Les élèves ingénieurs ont également conçu un pavé drainant qui a fait l’objet d’un dépôt de brevet en 2015. Le granulat est en partie remplacé par des éclats de coquilles-Saint-Jacques, un déchet produit en grande quantité par la pêche normande. Ces éco-pavés aideront à lutter contre l’artificialisation des sols lorsqu’ils seront produits à grande échelle par des industriels.
Et pour proposer des alternatives au sable qui se raréfie, le laboratoire revisite actuellement la technique ancestrale de la construction en bauge. « Des expériences sont menées sur ce matériau pour en accélérer la mise en œuvre.
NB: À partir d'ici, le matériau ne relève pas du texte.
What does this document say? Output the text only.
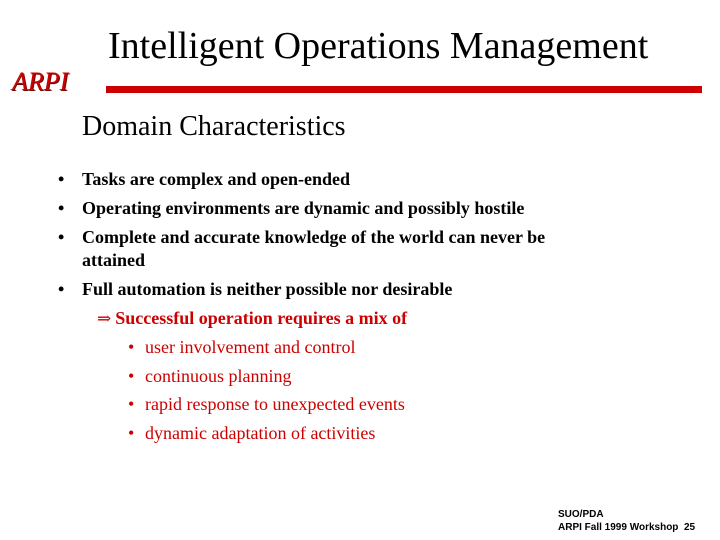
Intelligent Operations Management
ARPI
Domain Characteristics
• Tasks are complex and open-ended
• Operating environments are dynamic and possibly hostile
• Complete and accurate knowledge of the world can never be
attained
• Full automation is neither possible nor desirable
⇒ Successful operation requires a mix of
• user involvement and control
• continuous planning
• rapid response to unexpected events
• dynamic adaptation of activities
SUO/PDA
ARPI Fall 1999 Workshop 25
Cela permettrait de massifier l’usage de la terre crue à l’échelle de lotissements entiers, alors qu’il est encore réservé aux auto-constructeurs. »
Originaire de Bordeaux, Lally Garrigue a obtenu son diplôme d’ingénieure après avoir intégré l’école post-bac. Au terme de son dernier stage dans un laboratoire d’Eurovia, Lally a décidé de se consacrer à la recherche en préparant une thèse CIFRE* avec l’entreprise Neveu. Son sujet d’étude ? Le développement d’un matériau de construction recyclant les sarments de vigne. Cette ressource, inépuisable si l’on maintient la surface de vignes cultivées, permettrait de produire une brique isolante issue de la biomasse. Pour trouver une application économiquement viable, Lally s’appuie sur les équipements du laboratoire et bénéficie d’un suivi pédagogique. « Notre objectif est de recueillir assez d’informations pour lancer un bâtiment démonstrateur. Nous l’équiperons de capteurs pour suivre l’évolution des matériaux, ce qui permettra de valider sur le long terme les résultats obtenus au labo. »
Ces recherches sur un sujet encore inexploré pourraient faire émerger une filière de collecte qui reste à organiser.
*CIFRE : Le dispositif des Conventions industrielles de formation par la recherche permet à une entreprise de bénéficier d’une aide financière pour recruter un(e) jeune doctorant(e) dont les travaux de recherche, encadrés par un laboratoire de recherche, conduiront à la soutenance d’une thèse.
Installée sur le campus 2 de l’Université de Caen Normandie, BUILDERS École d’ingénieurs (anciennement ESITC) est gérée par une association Loi 1901 à but non lucratif. Au service des entreprises et ouverte à l’international, l’école propose des Bachelors, Ingénieur Construction et Mastères Spécialisés.